1 Introduction
Microblogging platforms have become an interesting and fast way to share and consume information of interest on the Web in real-time. For instance, in recent years, Twitter (http://twitter.com) has emerged as an important source of real-time information exchange platform. It has empowered citizens, companies, marketers to act as content generators, that is, people share information about what they experience, eyewitness, and observe about topics from a wide range of fields such as epidemics, disasters, elections and more. This allows users not only to be consumers of the information, but prosumers of the information, where the information is produced by themselves.
To consume information, Twitter users follow other users who they think can provide useful information of their interest. Information shared on Twitter in the form of short text messages (\tweets") immediately propagated to followers, and implicitly starts a one-way conversation, which is also known as social interaction [1]. Often such conversations turn in two-way when followers reply back.
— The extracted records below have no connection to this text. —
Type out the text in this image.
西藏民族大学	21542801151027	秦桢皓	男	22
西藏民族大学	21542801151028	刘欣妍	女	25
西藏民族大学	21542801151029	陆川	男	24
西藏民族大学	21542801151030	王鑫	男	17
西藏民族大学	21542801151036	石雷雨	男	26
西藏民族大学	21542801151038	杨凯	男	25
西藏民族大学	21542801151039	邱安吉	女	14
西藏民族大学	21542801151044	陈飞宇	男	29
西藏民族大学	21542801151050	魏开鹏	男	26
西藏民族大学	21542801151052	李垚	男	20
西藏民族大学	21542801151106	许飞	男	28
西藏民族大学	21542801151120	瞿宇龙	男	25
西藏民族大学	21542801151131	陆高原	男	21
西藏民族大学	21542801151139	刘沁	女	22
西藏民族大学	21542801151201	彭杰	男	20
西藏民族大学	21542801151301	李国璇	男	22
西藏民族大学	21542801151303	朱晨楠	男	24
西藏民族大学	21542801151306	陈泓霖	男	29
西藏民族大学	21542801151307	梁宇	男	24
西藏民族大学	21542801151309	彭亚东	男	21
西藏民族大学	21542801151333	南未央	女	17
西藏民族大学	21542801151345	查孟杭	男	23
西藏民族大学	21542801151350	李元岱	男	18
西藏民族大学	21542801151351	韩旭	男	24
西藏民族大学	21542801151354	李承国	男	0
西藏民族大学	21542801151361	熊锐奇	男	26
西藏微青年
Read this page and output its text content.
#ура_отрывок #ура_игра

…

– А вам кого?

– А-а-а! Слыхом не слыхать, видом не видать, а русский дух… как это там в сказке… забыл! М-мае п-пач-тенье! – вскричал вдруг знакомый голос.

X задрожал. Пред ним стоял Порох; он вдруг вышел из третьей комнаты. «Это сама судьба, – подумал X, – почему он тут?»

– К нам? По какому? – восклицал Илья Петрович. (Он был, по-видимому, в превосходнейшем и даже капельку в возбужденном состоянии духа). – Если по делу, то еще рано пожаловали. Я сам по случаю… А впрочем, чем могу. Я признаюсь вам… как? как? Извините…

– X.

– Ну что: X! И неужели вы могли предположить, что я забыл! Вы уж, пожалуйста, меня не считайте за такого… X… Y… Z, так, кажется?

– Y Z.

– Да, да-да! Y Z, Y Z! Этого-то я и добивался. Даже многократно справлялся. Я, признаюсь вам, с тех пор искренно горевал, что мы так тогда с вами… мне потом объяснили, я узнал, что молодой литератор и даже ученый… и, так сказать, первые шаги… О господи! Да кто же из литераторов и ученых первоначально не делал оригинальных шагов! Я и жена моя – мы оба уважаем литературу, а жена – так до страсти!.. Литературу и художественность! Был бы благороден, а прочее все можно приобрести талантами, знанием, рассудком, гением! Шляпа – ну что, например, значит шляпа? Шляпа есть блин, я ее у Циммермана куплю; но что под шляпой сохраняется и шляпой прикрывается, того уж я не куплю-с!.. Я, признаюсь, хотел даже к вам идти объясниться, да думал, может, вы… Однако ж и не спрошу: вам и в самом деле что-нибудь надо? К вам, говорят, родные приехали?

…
Further spread of the information happens when followers post the received information to their followers (i.e., re tweeting).
Social interaction on social media has a resemblance to social interaction that one practices in daily routine. For instance, companies leverage insights from social media information to better market to its customers and increase sales. In this case, companies always seek to gain more in-depth information of their customers for better understanding and to improve interaction with them despite it is one-to-one, through a phone call, or on social media.
Moreover, understanding the types of users on social media is important for many reasons. For example, this includes detecting bots or spam users [2], recommending friends (e.g., potential users to follow on twitter) [3], finding credible information and users [4], for example, to receive trusted analysis or feedback of products or to ask questions to fulfill information needs [5], and so on.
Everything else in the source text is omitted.